Part 3: Validate Against Production Patterns Ask Claude for deployment patterns you might have missed:

I created a skill for Kubernetes deployment based on lessons in a course.
My skill addresses:
- Resource management
- Health checking
- Configuration injection
- Labeling
- Deployment strategy
- Disaster recovery

Looking at production Kubernetes deployments, what critical patterns am I
missing? What decisions would a production operator make that my skill
doesn't address?

Claude might identify security hardening, affinity rules, network policies, or observability concerns you hadn't considered. Add these to your skill if they're appropriate for your context.

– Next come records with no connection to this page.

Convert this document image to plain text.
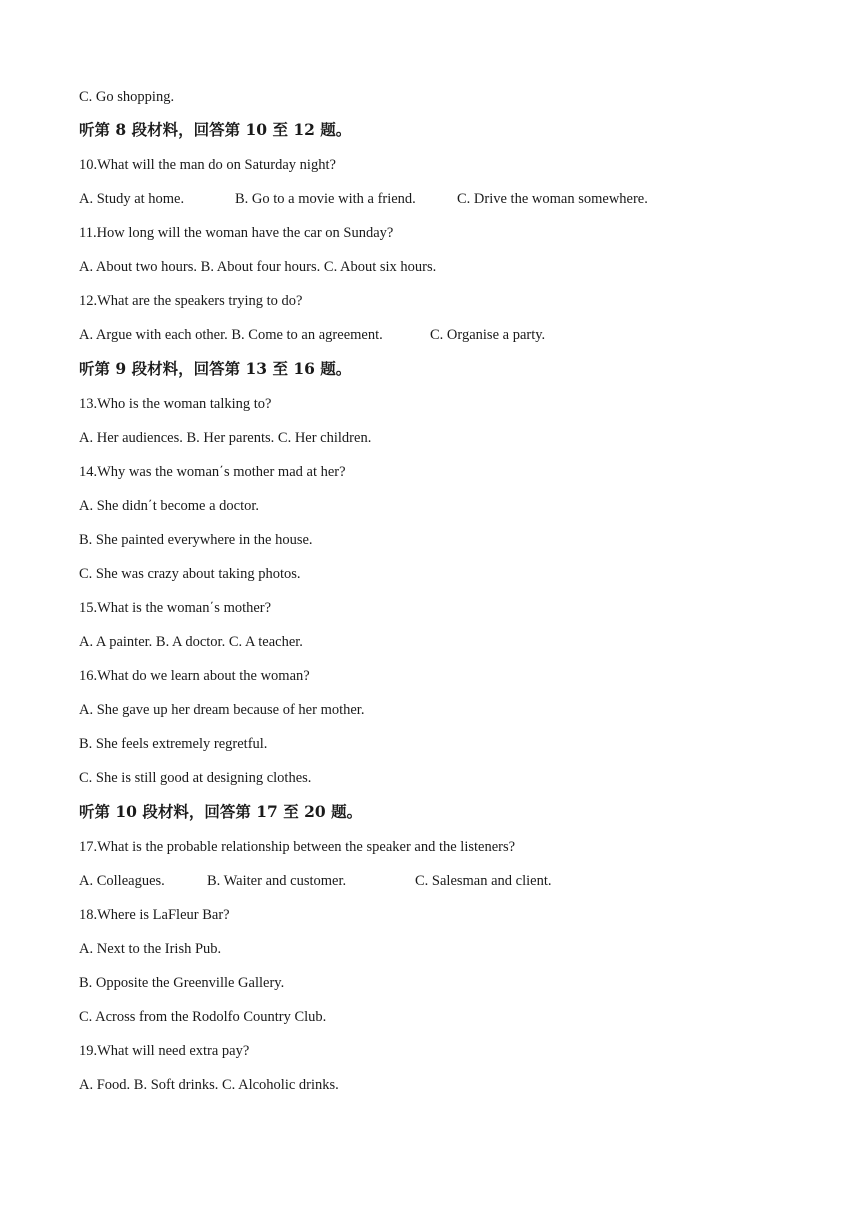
C. Go shopping.
听第 8 段材料，回答第 10 至 12 题。
10.What will the man do on Saturday night?

A. Study at home.

	B. Go to a movie with a friend.

	C. Drive the woman somewhere.

11.How long will the woman have the car on Sunday?
A. About two hours. B. About four hours. C. About six hours.
12.What are the speakers trying to do?

A. Argue with each other. B. Come to an agreement.

	C. Organise a party.

听第 9 段材料，回答第 13 至 16 题。
13.Who is the woman talking to?
A. Her audiences. B. Her parents. C. Her children.
14.Why was the woman΄s mother mad at her?
A. She didn΄t become a doctor.
B. She painted everywhere in the house.
C. She was crazy about taking photos.
15.What is the woman΄s mother?
A. A painter. B. A doctor. C. A teacher.
16.What do we learn about the woman?
A. She gave up her dream because of her mother.
B. She feels extremely regretful.
C. She is still good at designing clothes.
听第 10 段材料，回答第 17 至 20 题。
17.What is the probable relationship between the speaker and the listeners?

A. Colleagues.

	B. Waiter and customer.

	C. Salesman and client.

18.Where is LaFleur Bar?
A. Next to the Irish Pub.
B. Opposite the Greenville Gallery.
C. Across from the Rodolfo Country Club.
19.What will need extra pay?
A. Food. B. Soft drinks. C. Alcoholic drinks.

Part 4: Test Cross-Project Application Finally, validate that your skill truly guides cross-project thinking:

I'm deploying a Node.js API gateway to Kubernetes. It handles HTTP requests,
connects to external APIs, needs high availability. Using my skill, help me
design the deployment manifest. As you work through the skill, tell me:
- Which principles guide your decisions?
- Where do you need to adapt the skill for this specific context?
- What decisions does my skill not address for an API gateway?

This validates that your skill is truly reusable, not just a summary of lesson 9's specific agent deployment.

Reflection: Compare your skill guidance across these different applications. A well-designed skill should guide fundamentally similar decisions (resource balance, health checking) even when the specific answers differ.